Edgewall Software

GenshiRecipes/RecursiveIncludeScanner

Version 2 (modified by cmlenz, 8 years ago)

sp

Motivation

This recipe evolved after discussion of another recipe, Implicit dependencies with scons?, on #markup. The solution, and the source code used in this recipe, was kindly provided by Christopher Lenz (aka cmlenz).

When working with a relatively large set of xml sources that make use of XIncludes there is a common question that comes in two forms:

  • What files will be included by a particular source ?
  • What files were included by a particular source ?
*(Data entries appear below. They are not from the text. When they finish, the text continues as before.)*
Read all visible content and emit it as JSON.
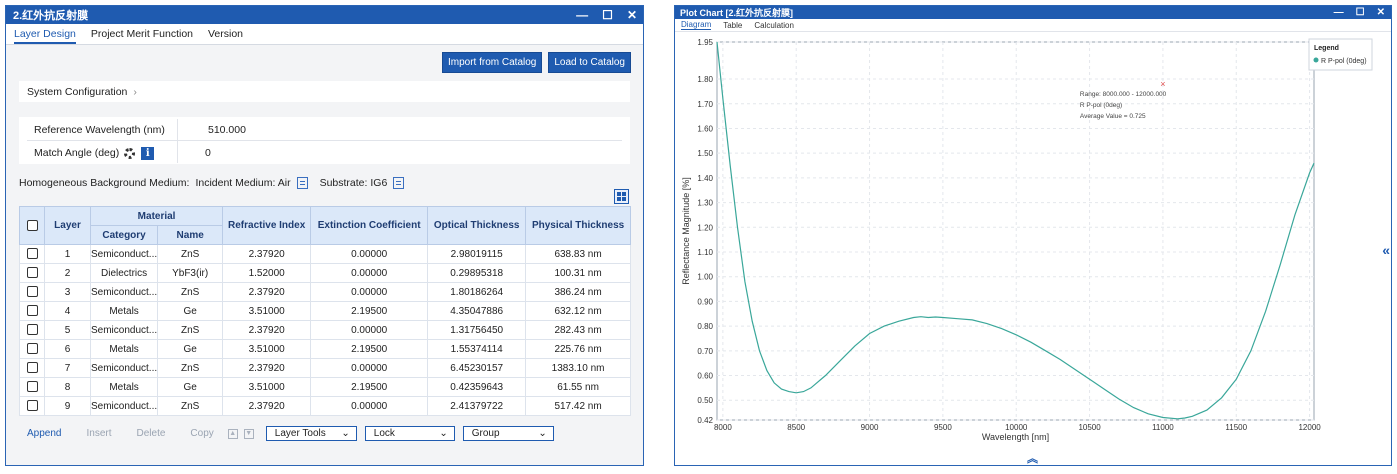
{
  "left": {
    "title": "2.红外抗反射膜",
    "tabs": [
      "Layer Design",
      "Project Merit Function",
      "Version"
    ],
    "buttons": {
      "import": "Import from Catalog",
      "load": "Load to Catalog"
    },
    "system_config": "System Configuration",
    "ref_wavelength_label": "Reference Wavelength (nm)",
    "ref_wavelength_value": "510.000",
    "match_angle_label": "Match Angle (deg)",
    "match_angle_value": "0",
    "bg_medium_label": "Homogeneous Background Medium:",
    "incident_medium": "Incident Medium: Air",
    "substrate": "Substrate: IG6",
    "table": {
      "headers": {
        "layer": "Layer",
        "material": "Material",
        "category": "Category",
        "name": "Name",
        "ri": "Refractive Index",
        "ec": "Extinction Coefficient",
        "ot": "Optical Thickness",
        "pt": "Physical Thickness"
      },
      "rows": [
        {
          "layer": "1",
          "category": "Semiconduct...",
          "name": "ZnS",
          "ri": "2.37920",
          "ec": "0.00000",
          "ot": "2.98019115",
          "pt": "638.83 nm"
        },
        {
          "layer": "2",
          "category": "Dielectrics",
          "name": "YbF3(ir)",
          "ri": "1.52000",
          "ec": "0.00000",
          "ot": "0.29895318",
          "pt": "100.31 nm"
        },
        {
          "layer": "3",
          "category": "Semiconduct...",
          "name": "ZnS",
          "ri": "2.37920",
          "ec": "0.00000",
          "ot": "1.80186264",
          "pt": "386.24 nm"
        },
        {
          "layer": "4",
          "category": "Metals",
          "name": "Ge",
          "ri": "3.51000",
          "ec": "2.19500",
          "ot": "4.35047886",
          "pt": "632.12 nm"
        },
        {
          "layer": "5",
          "category": "Semiconduct...",
          "name": "ZnS",
          "ri": "2.37920",
          "ec": "0.00000",
          "ot": "1.31756450",
          "pt": "282.43 nm"
        },
        {
          "layer": "6",
          "category": "Metals",
          "name": "Ge",
          "ri": "3.51000",
          "ec": "2.19500",
          "ot": "1.55374114",
          "pt": "225.76 nm"
        },
        {
          "layer": "7",
          "category": "Semiconduct...",
          "name": "ZnS",
          "ri": "2.37920",
          "ec": "0.00000",
          "ot": "6.45230157",
          "pt": "1383.10 nm"
        },
        {
          "layer": "8",
          "category": "Metals",
          "name": "Ge",
          "ri": "3.51000",
          "ec": "2.19500",
          "ot": "0.42359643",
          "pt": "61.55 nm"
        },
        {
          "layer": "9",
          "category": "Semiconduct...",
          "name": "ZnS",
          "ri": "2.37920",
          "ec": "0.00000",
          "ot": "2.41379722",
          "pt": "517.42 nm"
        }
      ]
    },
    "actions": {
      "append": "Append",
      "insert": "Insert",
      "delete": "Delete",
      "copy": "Copy",
      "layer_tools": "Layer Tools",
      "lock": "Lock",
      "group": "Group"
    }
  },
  "right": {
    "title": "Plot Chart [2.红外抗反射膜]",
    "tabs": [
      "Diagram",
      "Table",
      "Calculation"
    ]
  },
  "chart_data": {
    "type": "line",
    "xlabel": "Wavelength [nm]",
    "ylabel": "Reflectance Magnitude [%]",
    "xlim": [
      7960,
      12030
    ],
    "ylim": [
      0.42,
      1.95
    ],
    "xticks": [
      8000,
      8500,
      9000,
      9500,
      10000,
      10500,
      11000,
      11500,
      12000
    ],
    "yticks": [
      0.42,
      0.5,
      0.6,
      0.7,
      0.8,
      0.9,
      1.0,
      1.1,
      1.2,
      1.3,
      1.4,
      1.5,
      1.6,
      1.7,
      1.8,
      1.95
    ],
    "ytick_labels": [
      "0.42",
      "0.50",
      "0.60",
      "0.70",
      "0.80",
      "0.90",
      "1.00",
      "1.10",
      "1.20",
      "1.30",
      "1.40",
      "1.50",
      "1.60",
      "1.70",
      "1.80",
      "1.95"
    ],
    "grid": true,
    "legend_title": "Legend",
    "legend_position": "top-right",
    "line_color": "#3aa79a",
    "series": [
      {
        "name": "R P-pol (0deg)",
        "x": [
          7960,
          8000,
          8050,
          8100,
          8150,
          8200,
          8250,
          8300,
          8350,
          8400,
          8450,
          8500,
          8550,
          8600,
          8700,
          8800,
          8900,
          9000,
          9100,
          9200,
          9300,
          9350,
          9400,
          9450,
          9500,
          9600,
          9700,
          9800,
          9900,
          10000,
          10100,
          10200,
          10300,
          10400,
          10500,
          10600,
          10700,
          10800,
          10900,
          11000,
          11100,
          11150,
          11200,
          11300,
          11400,
          11500,
          11600,
          11700,
          11800,
          11900,
          12000,
          12030
        ],
        "y": [
          1.95,
          1.72,
          1.45,
          1.2,
          0.98,
          0.82,
          0.7,
          0.62,
          0.57,
          0.545,
          0.535,
          0.53,
          0.535,
          0.55,
          0.6,
          0.66,
          0.72,
          0.77,
          0.8,
          0.82,
          0.835,
          0.838,
          0.835,
          0.837,
          0.835,
          0.83,
          0.825,
          0.81,
          0.79,
          0.765,
          0.735,
          0.7,
          0.665,
          0.625,
          0.585,
          0.545,
          0.505,
          0.47,
          0.445,
          0.43,
          0.425,
          0.428,
          0.435,
          0.46,
          0.51,
          0.585,
          0.7,
          0.86,
          1.05,
          1.25,
          1.42,
          1.46
        ]
      }
    ],
    "annotation": {
      "x": 11000,
      "y": 1.78,
      "lines": [
        "Range: 8000.000 - 12000.000",
        "R P-pol (0deg)",
        "Average Value = 0.725"
      ]
    }
  }
}
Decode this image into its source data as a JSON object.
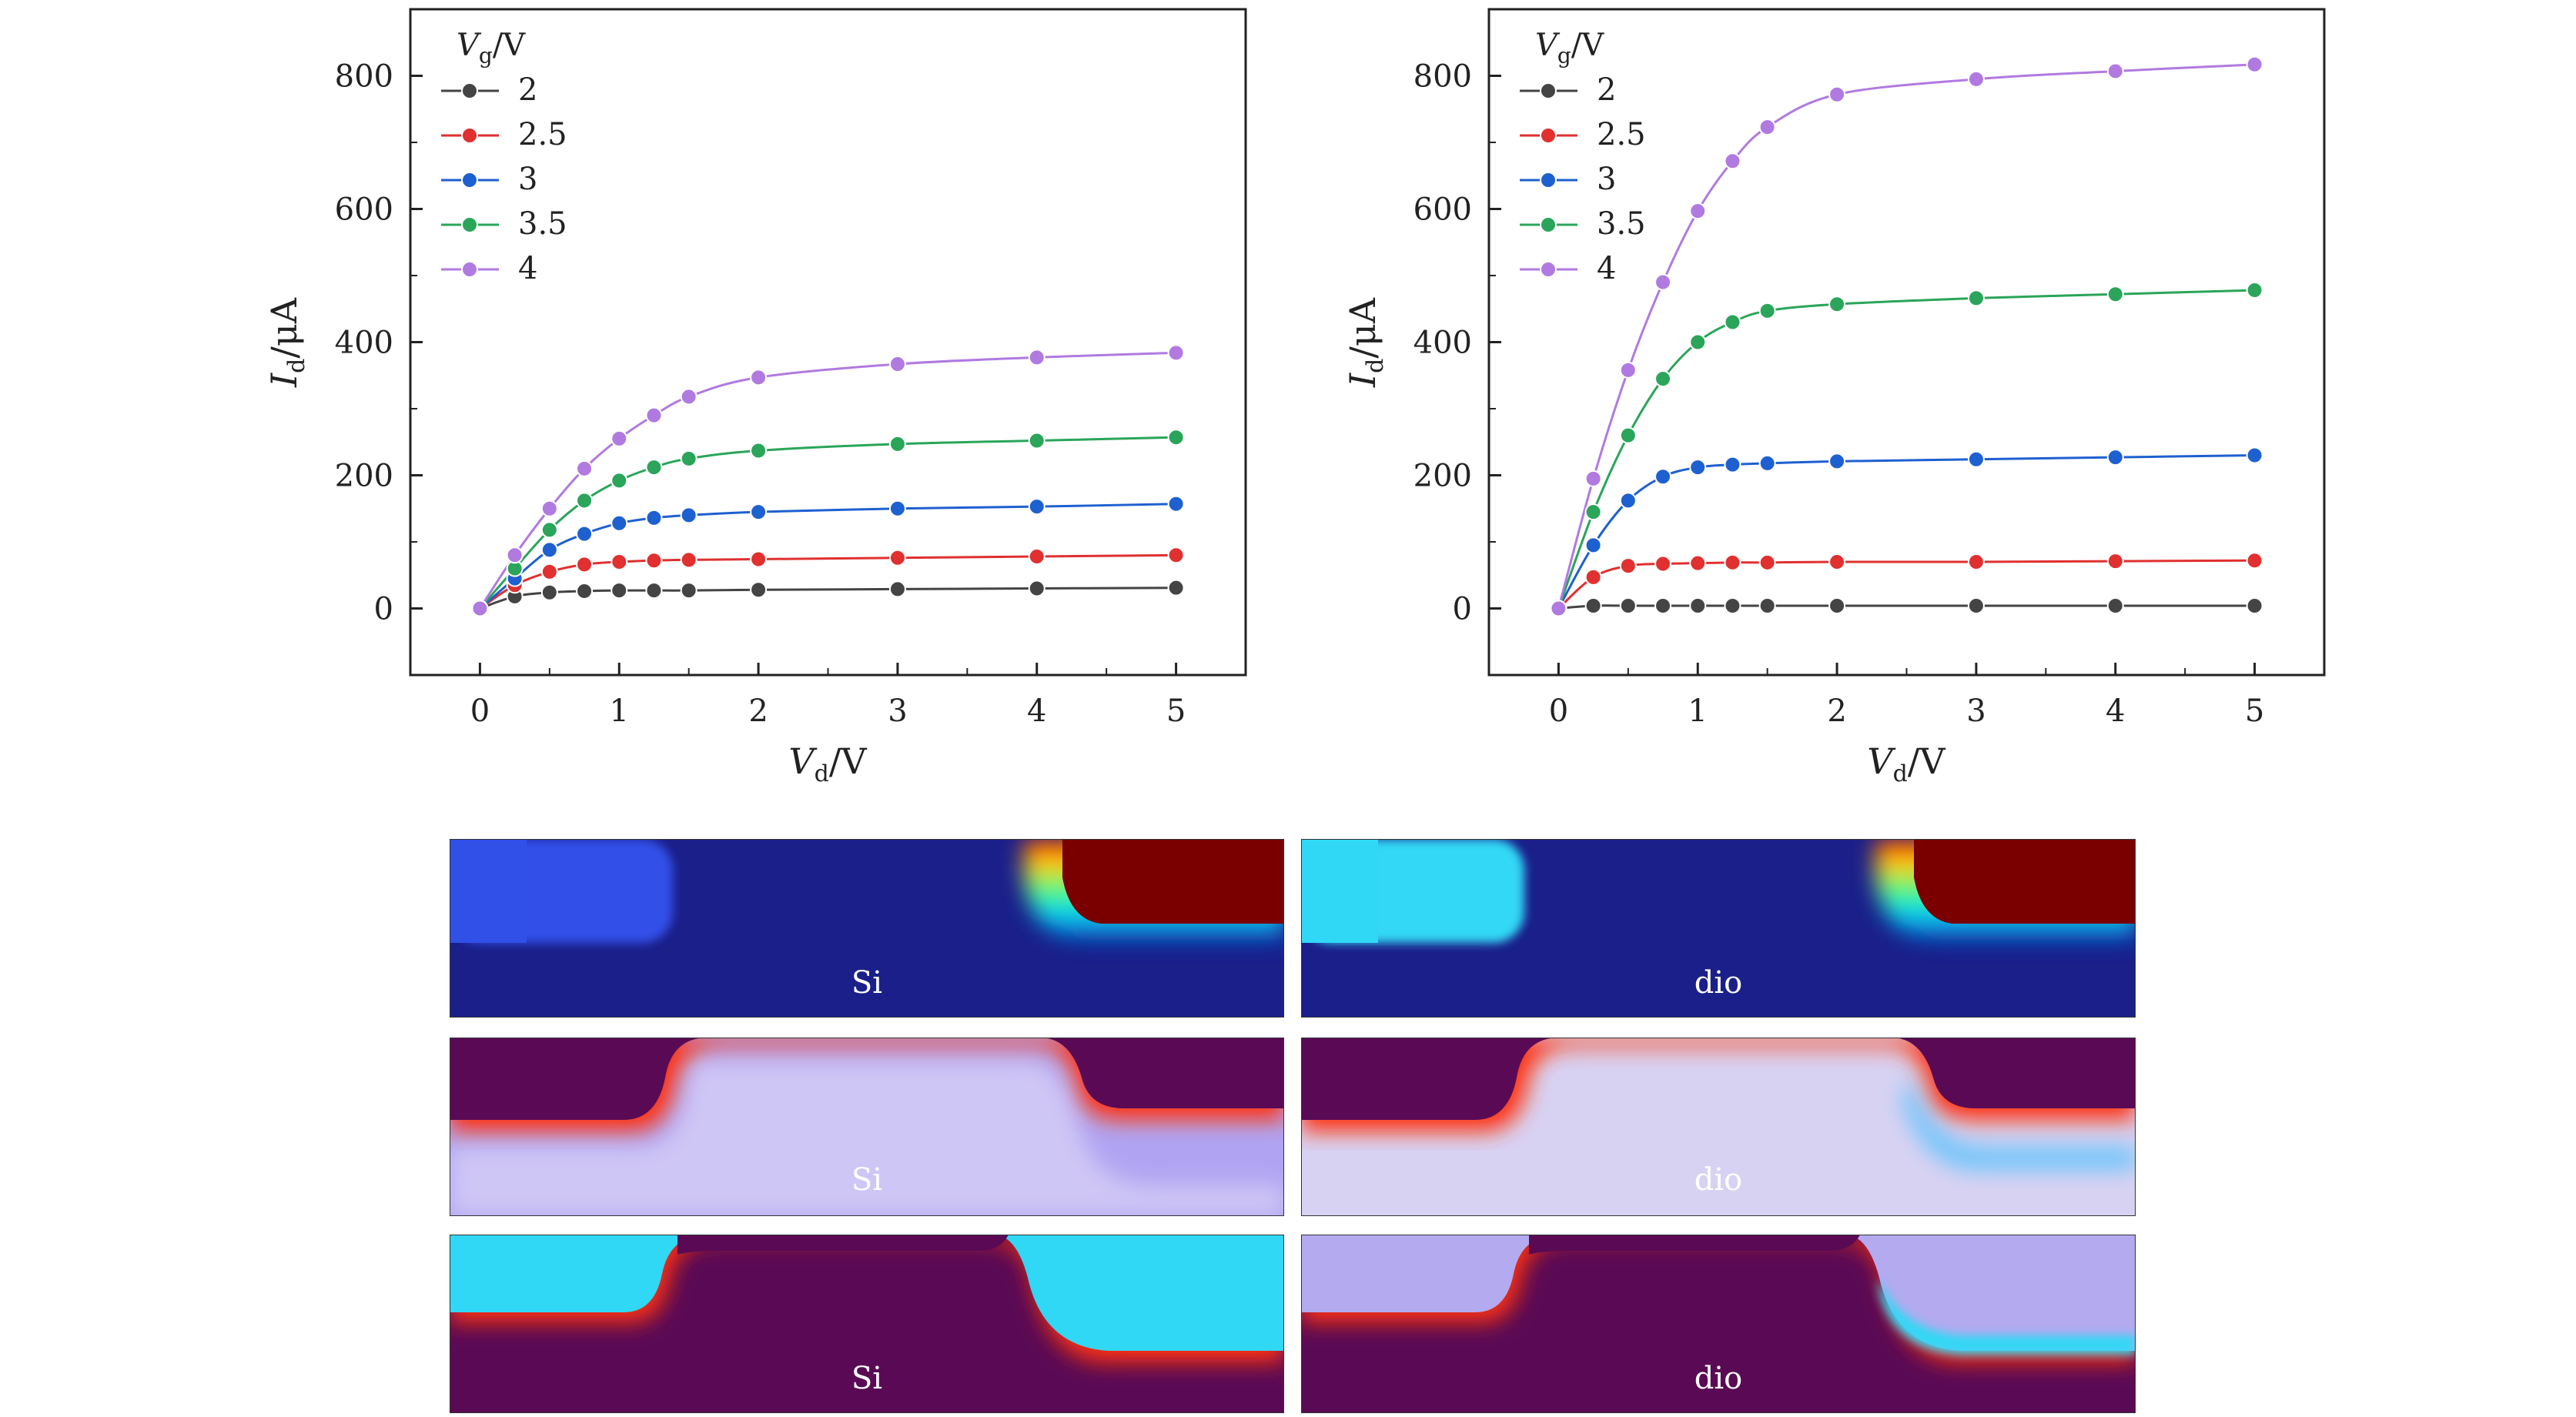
{
  "chart_data": [
    {
      "type": "line",
      "id": "left-chart",
      "xlabel": "V_d/V",
      "ylabel": "I_d/μA",
      "xlim": [
        -0.5,
        5.5
      ],
      "ylim": [
        -100,
        900
      ],
      "xticks": [
        0,
        1,
        2,
        3,
        4,
        5
      ],
      "yticks": [
        0,
        200,
        400,
        600,
        800
      ],
      "legend_title": "V_g/V",
      "legend_position": "top-left",
      "x": [
        0,
        0.25,
        0.5,
        0.75,
        1,
        1.25,
        1.5,
        2,
        3,
        4,
        5
      ],
      "series": [
        {
          "name": "2",
          "color": "#444444",
          "values": [
            0,
            18,
            24,
            26,
            27,
            27,
            27,
            28,
            29,
            30,
            31
          ]
        },
        {
          "name": "2.5",
          "color": "#e03030",
          "values": [
            0,
            35,
            55,
            66,
            70,
            72,
            73,
            74,
            76,
            78,
            80
          ]
        },
        {
          "name": "3",
          "color": "#1e60d0",
          "values": [
            0,
            45,
            88,
            112,
            128,
            136,
            140,
            145,
            150,
            153,
            157
          ]
        },
        {
          "name": "3.5",
          "color": "#2aa55a",
          "values": [
            0,
            60,
            118,
            162,
            192,
            212,
            225,
            237,
            247,
            252,
            257
          ]
        },
        {
          "name": "4",
          "color": "#b07ae0",
          "values": [
            0,
            80,
            150,
            210,
            255,
            290,
            318,
            347,
            367,
            377,
            384
          ]
        }
      ]
    },
    {
      "type": "line",
      "id": "right-chart",
      "xlabel": "V_d/V",
      "ylabel": "I_d/μA",
      "xlim": [
        -0.5,
        5.5
      ],
      "ylim": [
        -100,
        900
      ],
      "xticks": [
        0,
        1,
        2,
        3,
        4,
        5
      ],
      "yticks": [
        0,
        200,
        400,
        600,
        800
      ],
      "legend_title": "V_g/V",
      "legend_position": "top-left",
      "x": [
        0,
        0.25,
        0.5,
        0.75,
        1,
        1.25,
        1.5,
        2,
        3,
        4,
        5
      ],
      "series": [
        {
          "name": "2",
          "color": "#444444",
          "values": [
            0,
            4,
            4,
            4,
            4,
            4,
            4,
            4,
            4,
            4,
            4
          ]
        },
        {
          "name": "2.5",
          "color": "#e03030",
          "values": [
            0,
            47,
            64,
            67,
            68,
            69,
            69,
            70,
            70,
            71,
            72
          ]
        },
        {
          "name": "3",
          "color": "#1e60d0",
          "values": [
            0,
            95,
            162,
            198,
            212,
            216,
            218,
            221,
            224,
            227,
            230
          ]
        },
        {
          "name": "3.5",
          "color": "#2aa55a",
          "values": [
            0,
            145,
            260,
            345,
            400,
            430,
            447,
            457,
            466,
            472,
            478
          ]
        },
        {
          "name": "4",
          "color": "#b07ae0",
          "values": [
            0,
            195,
            358,
            490,
            597,
            672,
            723,
            772,
            795,
            807,
            817
          ]
        }
      ]
    }
  ],
  "maps": [
    [
      "Si",
      "dio"
    ],
    [
      "Si",
      "dio"
    ],
    [
      "Si",
      "dio"
    ]
  ]
}
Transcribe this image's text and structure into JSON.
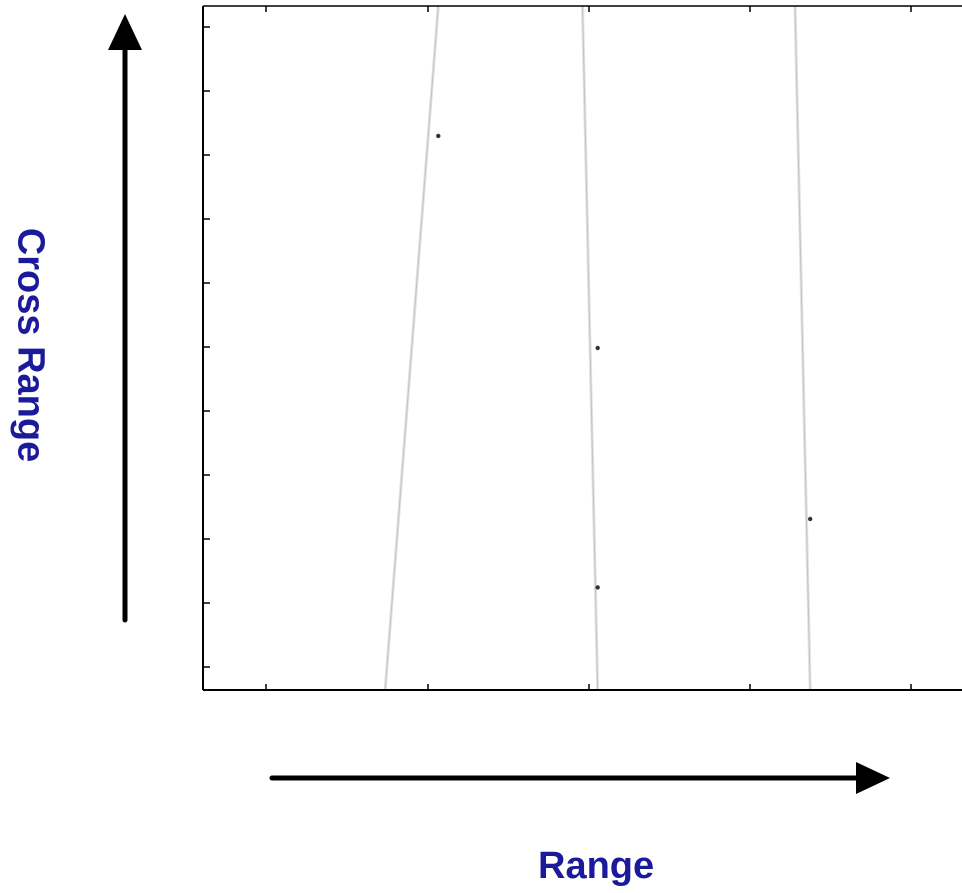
{
  "chart_data": {
    "type": "scatter",
    "xlabel": "Range",
    "ylabel": "Cross Range",
    "title": "",
    "grid": false,
    "x_tick_count": 6,
    "y_tick_count": 11,
    "points": [
      {
        "x": 0.31,
        "y": 0.81
      },
      {
        "x": 0.52,
        "y": 0.5
      },
      {
        "x": 0.52,
        "y": 0.15
      },
      {
        "x": 0.8,
        "y": 0.25
      }
    ],
    "streaks": [
      {
        "x_top": 0.31,
        "x_bottom": 0.24
      },
      {
        "x_top": 0.5,
        "x_bottom": 0.52
      },
      {
        "x_top": 0.78,
        "x_bottom": 0.8
      }
    ]
  },
  "colors": {
    "axis_title": "#1a1a9a",
    "arrow": "#000000",
    "frame": "#000000",
    "point": "#333333",
    "streak": "#dcdcdc"
  },
  "icons": {
    "x_arrow": "arrow-right-icon",
    "y_arrow": "arrow-up-icon"
  }
}
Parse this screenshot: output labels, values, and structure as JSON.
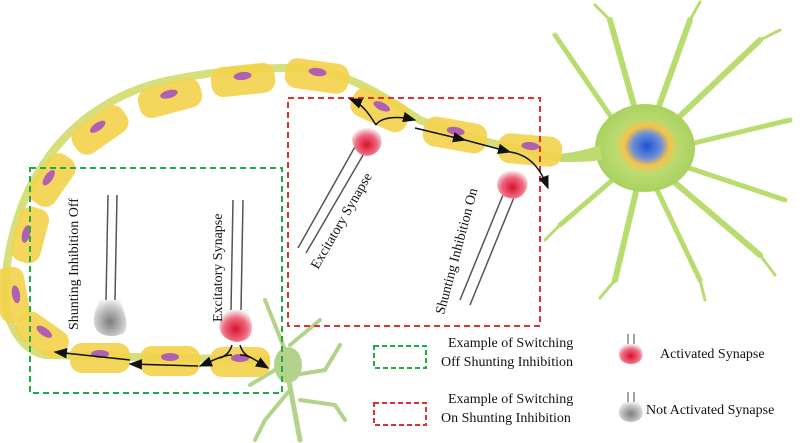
{
  "labels": {
    "shunting_off": "Shunting Inhibition Off",
    "excitatory_left": "Excitatory Synapse",
    "excitatory_right": "Excitatory Synapse",
    "shunting_on": "Shunting Inhibition On"
  },
  "legend": {
    "green_line1": "Example of Switching",
    "green_line2": "Off Shunting Inhibition",
    "red_line1": "Example of Switching",
    "red_line2": "On Shunting Inhibition",
    "activated": "Activated Synapse",
    "not_activated": "Not Activated Synapse"
  },
  "colors": {
    "green_box": "#22aa44",
    "red_box": "#e03030",
    "myelin": "#f3d24a",
    "axon": "#d7e07a",
    "node_purple": "#b060b0",
    "neuron_green": "#b5d96a",
    "nucleus_blue": "#2f63c8",
    "synapse_red": "#d81b3b",
    "synapse_gray": "#9a9a9a"
  }
}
This recipe seeks to address the first sense as far as is possible. Implicit dependencies with scons? could be used as a starting point for answering the second.

Code

scan-includes.py:

"""Recursive xincludes scanner for Markup

This solution was kindly provided by Christopher Lenz <cmlenz@gmx.de>
"""

import os,sys
from markup.core import START
from markup.filters import IncludeFilter
from markup.input import XMLParser
 
def scan_xincludes(filename):
    basedir, filename = os.path.split(filename)
    namespace = IncludeFilter.NAMESPACE
    includes = set([filename])
    notfound = set()
    visited = set()
 
    def collect(filename):
        try:
            fileobj = open(os.path.join(basedir, filename), 'U')
            try:
                for kind, data, pos in XMLParser(fileobj, filename=filename):
                    if kind is START:
                        tag, attrib = data
                        if tag in namespace and tag.localname == 'include':
                            includes.add(attrib.get('href'))
            finally:
                fileobj.close()
            visited.add(filename)
        except IOError:
            includes.remove(filename)
            notfound.add(filename)

 
    while len(includes) > len(visited):
        for filename in includes - visited:
            collect(filename)
 
    return includes,notfound
 
 
if __name__ == '__main__':
    includes,notfound = scan_xincludes(sys.argv[1])
    for include in includes:
        print include
    if notfound:
        print "WARNING: the follwing include hrefs were not found:"
        for ref in notfound:
            print ref

Limitations

No consideration is given to conditional includes. All includes, that refer to existent files, are listed. If you make use of conditional includes, this scanner will yield false positives.

No attempt is made to handle includes that make use of dynamically generated file names. Any such references will end up in the 'notfound' set.

So this recipe can only reliably answer "What files may be included by a particular source?"

Discussion

Markup syntax supports conditional includes and includes whose target file names are dynamic. The latter makes it impossible to know for certain "before the show", which files will be included. Conditional includes that depend on static state could be determined before the show. This is, however, far from trivial.

Integrating Markup, or anything like it, into a build system is a typical scenario that prompts these questions. Typically you will want automatic dependencies, and reliable, but minimal, rebuilds in the event that any of your source files are changed.

For build system dependencies the consequence of false positives is often acceptable. The consequence being more sources are rebuilt than strictly necessary. And, answering the latter form of the question, "what files were included" is usually sufficient for ensuring re-builds are both minimal and correct.